Ils sont accessibles par des routes carrossables et possèdent une infrastructure d’accueil raisonnable qui offre des services minimalement satisfaisants. Centre Banyen vous propose d’en choisir un pour clôturer l’année 2019. C’est plus abordable pour votre budget grevé par la crise. C’est également plus sûr et une opportunité d’offrir à la famille une autre ambiance conviviale, une nouvelle expérience gastronomique, éducative, ludique et communautaire, que vous ne sauriez laisser derrière vous sans un pincement au cœur. Pourquoi pas une politique publique … ?

Il est à constater et en même temps à déplorer que, malgré le choix du tourisme comme l’un des 4 vecteurs de la croissance [DSNCRP 2008 – 2010 ; MPCE, Nov. 2007], l’État ne s’est jamais penché sur l’élaboration d’une politique publique du «Tourisme rural et développement» en Haïti, ni n’a commandité des études sérieuses sur le potentiel de la filière, touchant effectivement les vrais acteurs, et encore moins n’a laissé transpirer dans le Plan Directeur du tourisme aucun modèle de promotion de destinations et d’itinéraires liés au tourisme rural. Un pays comme la Chine, par exemple, en a fait un pilier pour réduire de 20 % la pauvreté rurale à l’horizon de 2020.

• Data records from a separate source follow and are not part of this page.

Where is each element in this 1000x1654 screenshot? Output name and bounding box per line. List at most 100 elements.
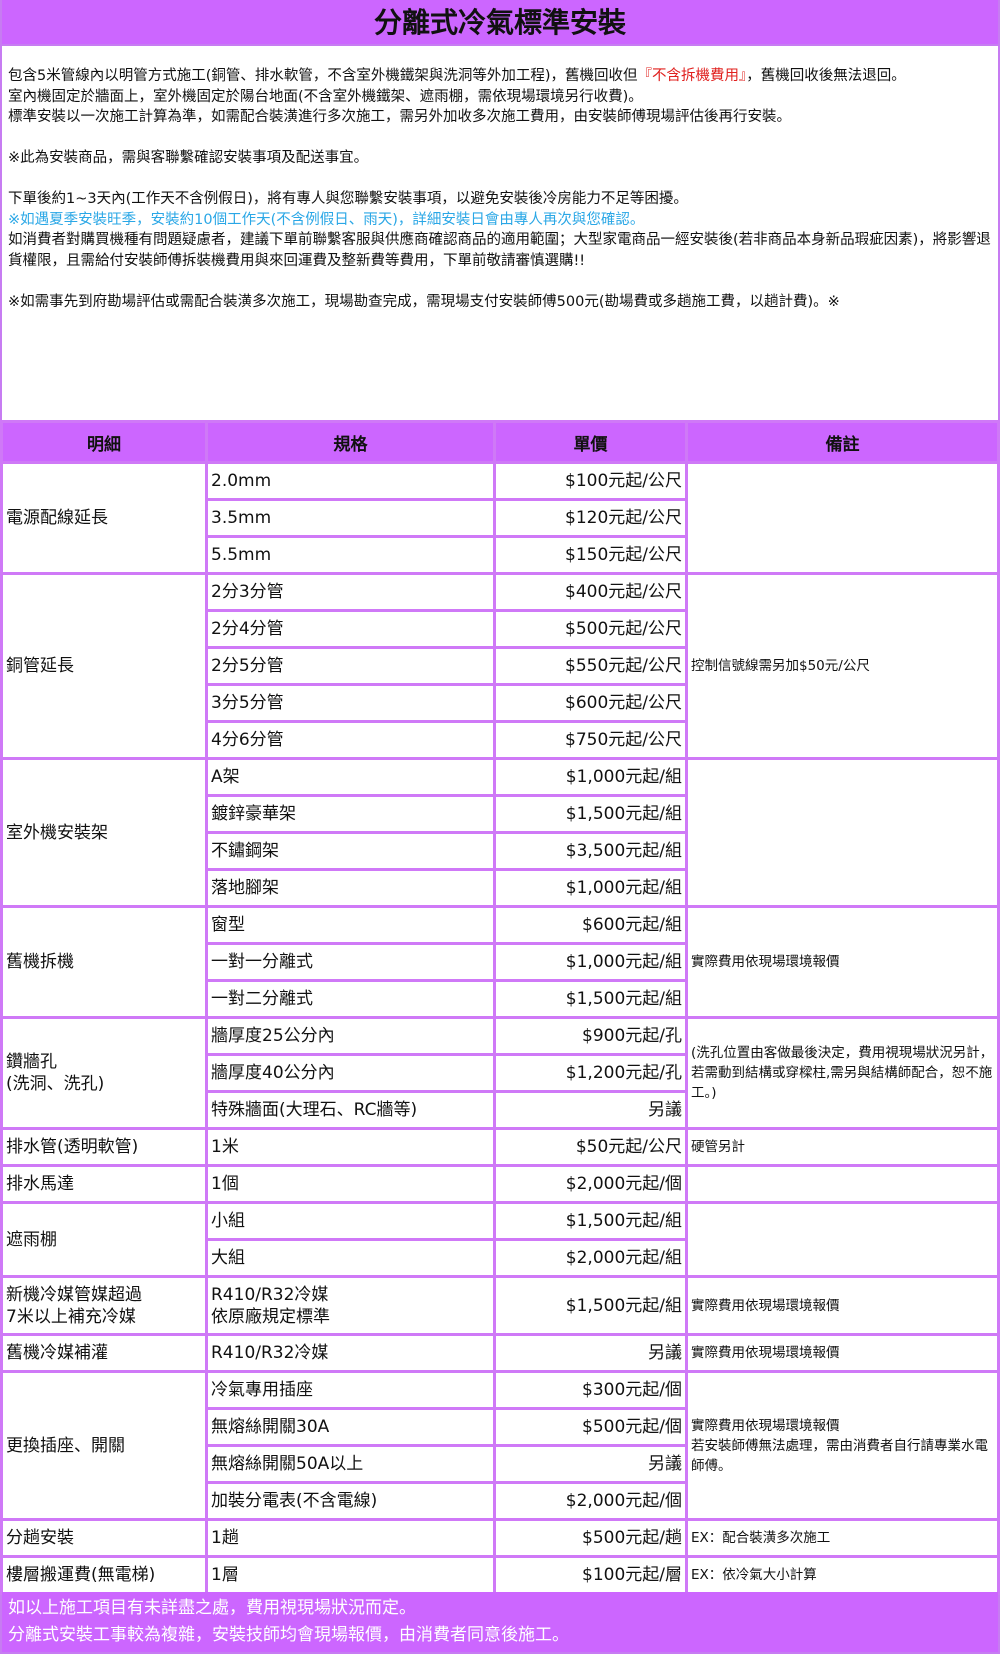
table-row: 鍍鋅豪華架 $1,500元起/組 <box>3 797 997 831</box>
price-table: 明細 規格 單價 備註 電源配線延長 2.0mm $100元起/公尺 3.5mm $120元起… <box>0 420 1000 1595</box>
table-row: 樓層搬運費(無電梯) 1層 $100元起/層 EX：依冷氣大小計算 <box>3 1558 997 1592</box>
price-cell: $1,000元起/組 <box>496 945 685 979</box>
price-cell: $1,500元起/組 <box>496 982 685 1016</box>
spec-cell: 鍍鋅豪華架 <box>208 797 493 831</box>
spec-cell: 一對一分離式 <box>208 945 493 979</box>
spec-cell: 特殊牆面(大理石、RC牆等) <box>208 1093 493 1127</box>
note-line: 如消費者對購買機種有問題疑慮者，建議下單前聯繫客服與供應商確認商品的適用範圍；大… <box>8 232 991 269</box>
price-cell: $1,500元起/組 <box>496 1204 685 1238</box>
remark-cell: 硬管另計 <box>688 1130 997 1164</box>
spec-cell: 冷氣專用插座 <box>208 1373 493 1407</box>
spec-cell: 2分5分管 <box>208 649 493 683</box>
item-name: 舊機拆機 <box>3 908 205 1016</box>
price-cell: $300元起/個 <box>496 1373 685 1407</box>
table-row: 遮雨棚 小組 $1,500元起/組 <box>3 1204 997 1275</box>
spec-cell: 無熔絲開關30A <box>208 1410 493 1444</box>
price-cell: $1,000元起/組 <box>496 871 685 905</box>
item-name: 更換插座、開關 <box>3 1373 205 1518</box>
price-cell: $1,000元起/組 <box>496 760 685 794</box>
price-cell: $150元起/公尺 <box>496 538 685 572</box>
remark-cell: 實際費用依現場環境報價 若安裝師傅無法處理，需由消費者自行請專業水電師傅。 <box>688 1373 997 1518</box>
remark-cell: 控制信號線需另加$50元/公尺 <box>688 575 997 757</box>
price-cell: $2,000元起/組 <box>496 1241 685 1275</box>
column-header: 規格 <box>208 423 493 461</box>
table-row: 分趟安裝 1趟 $500元起/趟 EX：配合裝潢多次施工 <box>3 1521 997 1555</box>
item-name: 分趟安裝 <box>3 1521 205 1555</box>
note-text: 包含5米管線內以明管方式施工(銅管、排水軟管，不含室外機鐵架與洗洞等外加工程)，… <box>8 68 638 84</box>
item-name: 鑽牆孔 (洗洞、洗孔) <box>3 1019 205 1127</box>
note-line: ※此為安裝商品，需與客聯繫確認安裝事項及配送事宜。 <box>8 150 369 166</box>
table-row: 一對二分離式 $1,500元起/組 <box>3 982 997 1016</box>
item-name: 舊機冷媒補灌 <box>3 1336 205 1370</box>
spec-cell: R410/R32冷媒 依原廠規定標準 <box>208 1278 493 1333</box>
table-row: 3.5mm $120元起/公尺 <box>3 501 997 535</box>
spec-cell: 2.0mm <box>208 464 493 498</box>
spec-cell: 牆厚度40公分內 <box>208 1056 493 1090</box>
table-row: 特殊牆面(大理石、RC牆等) 另議 <box>3 1093 997 1127</box>
spec-cell: 大組 <box>208 1241 493 1275</box>
highlight-text: 『不含拆機費用』 <box>637 68 747 84</box>
remark-cell <box>688 1204 997 1275</box>
spec-cell: 落地腳架 <box>208 871 493 905</box>
table-row: 牆厚度40公分內 $1,200元起/孔 <box>3 1056 997 1090</box>
table-row: 4分6分管 $750元起/公尺 <box>3 723 997 757</box>
price-cell: $750元起/公尺 <box>496 723 685 757</box>
spec-cell: 加裝分電表(不含電線) <box>208 1484 493 1518</box>
price-cell: $3,500元起/組 <box>496 834 685 868</box>
table-row: 無熔絲開關50A以上 另議 <box>3 1447 997 1481</box>
column-header: 明細 <box>3 423 205 461</box>
price-cell: $500元起/個 <box>496 1410 685 1444</box>
note-line: 室內機固定於牆面上，室外機固定於陽台地面(不含室外機鐵架、遮雨棚，需依現場環境另… <box>8 88 643 105</box>
table-row: 鑽牆孔 (洗洞、洗孔) 牆厚度25公分內 $900元起/孔 (洗孔位置由客做最後決定，費… <box>3 1019 997 1127</box>
price-cell: $500元起/趟 <box>496 1521 685 1555</box>
price-cell: $120元起/公尺 <box>496 501 685 535</box>
price-cell: $600元起/組 <box>496 908 685 942</box>
spec-cell: 1趟 <box>208 1521 493 1555</box>
note-line: ※如需事先到府勘場評估或需配合裝潢多次施工，現場勘查完成，需現場支付安裝師傅50… <box>8 293 840 310</box>
spec-cell: A架 <box>208 760 493 794</box>
table-row: 舊機拆機 窗型 $600元起/組 實際費用依現場環境報價 <box>3 908 997 1016</box>
column-header: 單價 <box>496 423 685 461</box>
remark-cell <box>688 760 997 905</box>
item-name: 電源配線延長 <box>3 464 205 572</box>
price-cell: 另議 <box>496 1447 685 1481</box>
spec-cell: 1層 <box>208 1558 493 1592</box>
table-row: 新機冷媒管媒超過 7米以上補充冷媒 R410/R32冷媒 依原廠規定標準 $1,500元… <box>3 1278 997 1333</box>
table-row: 2分4分管 $500元起/公尺 <box>3 612 997 646</box>
spec-cell: 3.5mm <box>208 501 493 535</box>
table-row: 室外機安裝架 A架 $1,000元起/組 <box>3 760 997 905</box>
price-cell: $100元起/公尺 <box>496 464 685 498</box>
remark-cell: 實際費用依現場環境報價 <box>688 1336 997 1370</box>
footer-line: 如以上施工項目有未詳盡之處，費用視現場狀況而定。 <box>8 1598 416 1618</box>
table-row: 電源配線延長 2.0mm $100元起/公尺 <box>3 464 997 572</box>
price-cell: $1,500元起/組 <box>496 797 685 831</box>
footer-line: 分離式安裝工事較為複雜，安裝技師均會現場報價，由消費者同意後施工。 <box>8 1625 569 1645</box>
price-cell: $50元起/公尺 <box>496 1130 685 1164</box>
footer-notice: 如以上施工項目有未詳盡之處，費用視現場狀況而定。 分離式安裝工事較為複雜，安裝技… <box>2 1592 998 1652</box>
install-notes: 包含5米管線內以明管方式施工(銅管、排水軟管，不含室外機鐵架與洗洞等外加工程)，… <box>2 46 998 420</box>
spec-cell: 1米 <box>208 1130 493 1164</box>
item-name: 室外機安裝架 <box>3 760 205 905</box>
item-name: 新機冷媒管媒超過 7米以上補充冷媒 <box>3 1278 205 1333</box>
page-title: 分離式冷氣標準安裝 <box>2 0 998 46</box>
note-line: 包含5米管線內以明管方式施工(銅管、排水軟管，不含室外機鐵架與洗洞等外加工程)，… <box>8 66 992 87</box>
note-line-highlight: ※如遇夏季安裝旺季，安裝約10個工作天(不含例假日、雨天)，詳細安裝日會由專人再… <box>8 211 645 228</box>
price-cell: 另議 <box>496 1336 685 1370</box>
item-name: 排水馬達 <box>3 1167 205 1201</box>
remark-cell <box>688 1167 997 1201</box>
spec-cell: 一對二分離式 <box>208 982 493 1016</box>
spec-cell: 4分6分管 <box>208 723 493 757</box>
spec-cell: 窗型 <box>208 908 493 942</box>
table-row: 排水馬達 1個 $2,000元起/個 <box>3 1167 997 1201</box>
note-text: ，舊機回收後無法退回。 <box>746 68 906 84</box>
spec-cell: 2分3分管 <box>208 575 493 609</box>
price-cell: $400元起/公尺 <box>496 575 685 609</box>
table-row: 無熔絲開關30A $500元起/個 <box>3 1410 997 1444</box>
price-cell: $600元起/公尺 <box>496 686 685 720</box>
price-cell: $1,200元起/孔 <box>496 1056 685 1090</box>
remark-cell: EX：配合裝潢多次施工 <box>688 1521 997 1555</box>
price-cell: $2,000元起/個 <box>496 1167 685 1201</box>
table-row: 一對一分離式 $1,000元起/組 <box>3 945 997 979</box>
price-cell: $100元起/層 <box>496 1558 685 1592</box>
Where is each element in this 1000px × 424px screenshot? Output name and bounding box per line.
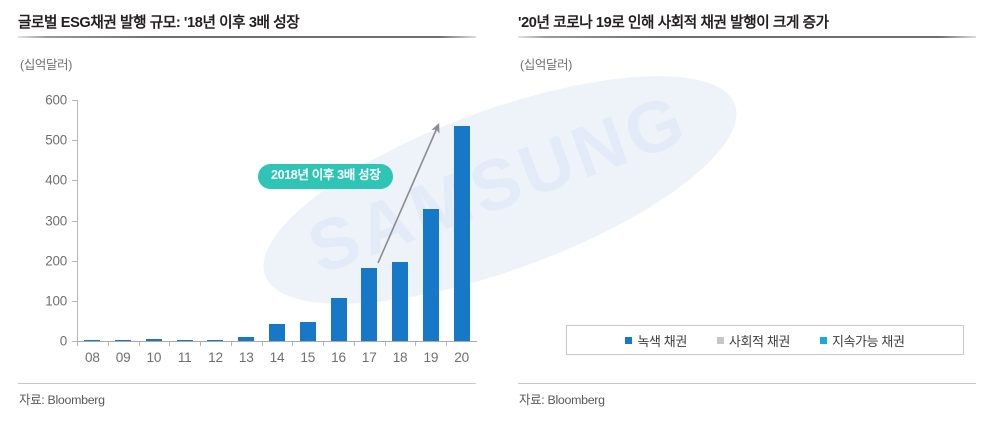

Le complexe de tourisme écologique dans les montagnes, au niveau de la région Beijing-Tianjin-Hebei, est l’une des trois histoires réussies de lutte contre la pauvreté en Chine rurale [Internet, par Xiao Xiao, Yishuang Liu]. On peut aussi cité le cas du Maroc qui, grâce à l’aide de l’USAID via Chemonics International dans un programme lancé en 2002, s’est appuyé sur le tourisme rural pour concrétiser son ambitieux objectif d’attirer 10 millions de touristes en 2010 [Stimuler le tourisme rural, rapport final …, Maroc 2006].

Même si Haïti vit des moments de troubles qui empêchent la reprise du tourisme, il faut commencer par se donner ces outils (politique publique, stratégie et modèle de promotion de destinations ou d’itinéraires), pour ne pas rater à l’avenir d’autres rendez-vous et améliorer la compétitivité économique d’Haïti qui occupe dans le tout dernier classement du Forum Économique Mondial le 138e rang sur 141 pays.

Abner Septembre
Sociologue
Centre Banyen @ Vallue

1 COMMENT

  1. Cloturez 2019 sans eau, sans electricite….tout en sachant que le marche des armes Lourdes s’etend sur TOUT le territoire.
    Soyons serieux . Ce qui doit etre fait en Haiti, c’est arreter la corruption, creer un etat de droit et de services, sinon, vos articles sont aussi betes que les slogan TetKale. On ne vient pas en vacances pour faire de l’humanitaire, ou parce que l’on a pitie de l’endroit. Les hommes et les femmes du monde travaillent dur pour gagner leur vie et aiment passer des vacances dans la détente. Je pense qu’il n’est pas juste de « vendre » des vacances en Haiti. C’est un signe d’irresponsabilite.